In the basement of a busy café in Hockley, Nottingham, which may not have known exactly what it was letting itself in for, a young woman is loudly dissecting an unsatisfactory lunch: ‘Deep in my heart I know I love chips.’ In another basement a few hundred yards away, lit by a single floor lamp, another woman is detailing the process of a man’s decline with tear-jerking, understated tenderness. For today only, both women are going by the name Bryan. They are among 60 volunteer performers in But I Know This City!, a unique adaptation of B.S. Johnson’s strange and sometimes wonderful 1969 novel The Unfortunates.

You might remember The Unfortunates as ‘the book in a box’ — 27 separately bound sections of varying length, one labelled ‘First’ and another ‘Last’ and the rest to be read in any order. They trace the wanderings of a football reporter remarkably like Bryan Stanley Johnson around a city remarkably like Nottingham, as he recalls a friend, Tony, who had lived there and died young, of cancer.
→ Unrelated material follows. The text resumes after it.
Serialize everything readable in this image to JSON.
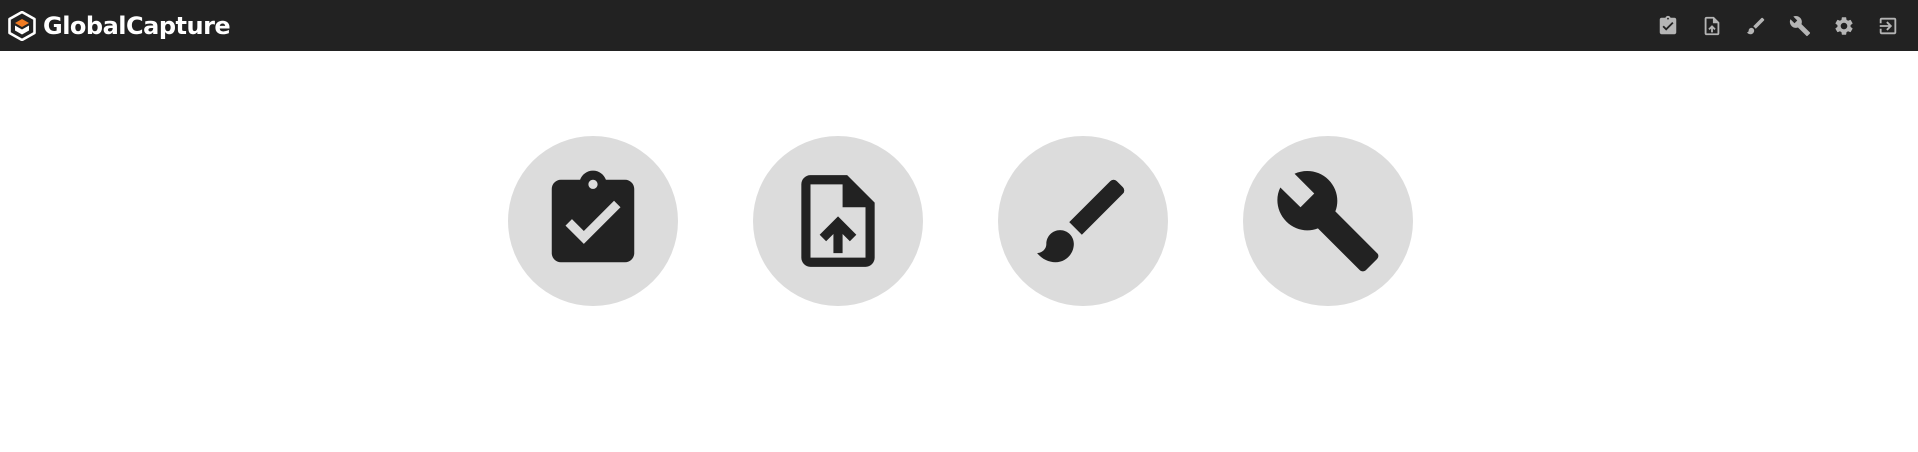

Like many works that seem impossible to adapt, The Unfortunates has attracted repeated attempts at adaptation. Johnson himself shot a short film from it — the kind of thing that might now be called a book trailer — for the BBC in 1969, with extracts read in a stentorian manner by his favourite actor, William Hoyland, over street footage from Nottingham and animations of human decay that are all the creepier for their apparent crudeness. A version with Martin Freeman as the narrator went out on Radio 3 five years ago, with sections from a ‘very orderly recording’ randomised before broadcast.

This latest adaptation, however, found a more satisfying way to bring Johnson’s randomness to life. On a chilly Saturday last month, those 60 volunteer readers — a minimum of two for each section — were stationed at 25 venues around Nottingham, ready to tell their fragment of the story to anyone who asked between 10 a.m.